Francesco Convertini was an Italian Roman Catholic priest and professed member from the Salesians of Don Bosco. He served in the missions in India since arriving there in the mid-1920s and dedicated his apostolate to tending to children suffering from malnutrition and fostering interreligious dialogue and tolerance. He also dedicated himself to preserving the environmental protection of local communities in waste-ridden areas and travelled to various communities to bring forth the Gospel message to all people.

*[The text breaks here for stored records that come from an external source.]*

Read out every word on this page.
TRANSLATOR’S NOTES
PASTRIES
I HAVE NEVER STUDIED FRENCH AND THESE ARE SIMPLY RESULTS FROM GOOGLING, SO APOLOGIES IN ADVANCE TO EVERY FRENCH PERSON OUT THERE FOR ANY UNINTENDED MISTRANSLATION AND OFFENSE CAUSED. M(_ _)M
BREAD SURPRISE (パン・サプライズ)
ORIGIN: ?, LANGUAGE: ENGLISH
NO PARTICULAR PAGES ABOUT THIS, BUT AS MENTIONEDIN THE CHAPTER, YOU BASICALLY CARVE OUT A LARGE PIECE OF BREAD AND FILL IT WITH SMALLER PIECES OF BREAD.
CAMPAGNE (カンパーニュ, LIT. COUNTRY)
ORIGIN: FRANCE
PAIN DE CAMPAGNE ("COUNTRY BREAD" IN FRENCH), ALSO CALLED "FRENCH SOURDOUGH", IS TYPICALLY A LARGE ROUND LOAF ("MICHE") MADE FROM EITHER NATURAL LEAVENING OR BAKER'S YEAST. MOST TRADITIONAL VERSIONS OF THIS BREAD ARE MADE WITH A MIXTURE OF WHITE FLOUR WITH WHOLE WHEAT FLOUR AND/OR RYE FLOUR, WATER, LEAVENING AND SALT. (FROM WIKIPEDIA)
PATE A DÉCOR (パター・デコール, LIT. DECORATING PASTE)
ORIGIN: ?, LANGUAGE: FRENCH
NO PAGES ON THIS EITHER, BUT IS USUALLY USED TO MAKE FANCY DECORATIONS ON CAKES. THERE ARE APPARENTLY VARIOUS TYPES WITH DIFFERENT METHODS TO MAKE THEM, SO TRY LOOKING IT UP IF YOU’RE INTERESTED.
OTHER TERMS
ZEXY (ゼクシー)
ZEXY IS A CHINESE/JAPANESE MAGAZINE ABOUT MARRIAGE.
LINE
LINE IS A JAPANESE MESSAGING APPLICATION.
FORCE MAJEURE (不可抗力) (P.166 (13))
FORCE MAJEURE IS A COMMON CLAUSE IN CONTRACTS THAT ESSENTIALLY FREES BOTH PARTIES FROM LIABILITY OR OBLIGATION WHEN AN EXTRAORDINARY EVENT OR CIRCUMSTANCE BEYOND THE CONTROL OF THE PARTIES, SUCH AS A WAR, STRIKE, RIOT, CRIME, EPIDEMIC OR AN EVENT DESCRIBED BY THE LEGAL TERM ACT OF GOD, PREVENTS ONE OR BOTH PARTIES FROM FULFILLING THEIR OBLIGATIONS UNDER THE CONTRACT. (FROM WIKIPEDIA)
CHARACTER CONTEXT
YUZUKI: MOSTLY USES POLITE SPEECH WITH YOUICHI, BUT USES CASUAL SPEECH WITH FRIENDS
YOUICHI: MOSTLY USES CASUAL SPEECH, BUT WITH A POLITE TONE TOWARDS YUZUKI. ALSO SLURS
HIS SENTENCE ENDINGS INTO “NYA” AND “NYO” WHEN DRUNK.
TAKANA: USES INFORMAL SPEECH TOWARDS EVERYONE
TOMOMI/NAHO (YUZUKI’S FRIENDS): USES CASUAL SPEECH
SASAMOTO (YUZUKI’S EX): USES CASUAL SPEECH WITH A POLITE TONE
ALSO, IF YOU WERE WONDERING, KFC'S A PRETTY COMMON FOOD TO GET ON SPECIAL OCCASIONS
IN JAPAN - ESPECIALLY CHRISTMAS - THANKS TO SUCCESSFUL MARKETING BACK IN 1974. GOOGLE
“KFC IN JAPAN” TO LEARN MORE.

Attilio GiordaniA.S.C. was an Italian Roman Catholic and member from the Association of Salesian Cooperators. Giordani studied in Milan where he encountered the Salesians of Don Bosco alongside his brother Camillo. His brother was inspired to become a priest while Giordani was inspired to become a catechist and evangelist catering to the needs of the local children and adolescents. His work at a Salesian-managed oratorio was where he would meet his future wife during the time he did mandated service with the Italian armed forces during World War II. He had three children and followed them to Brazil to do volunteer work in the missions there. His time there was short-lived as he died suffering a heart attack while giving an address to a crowd.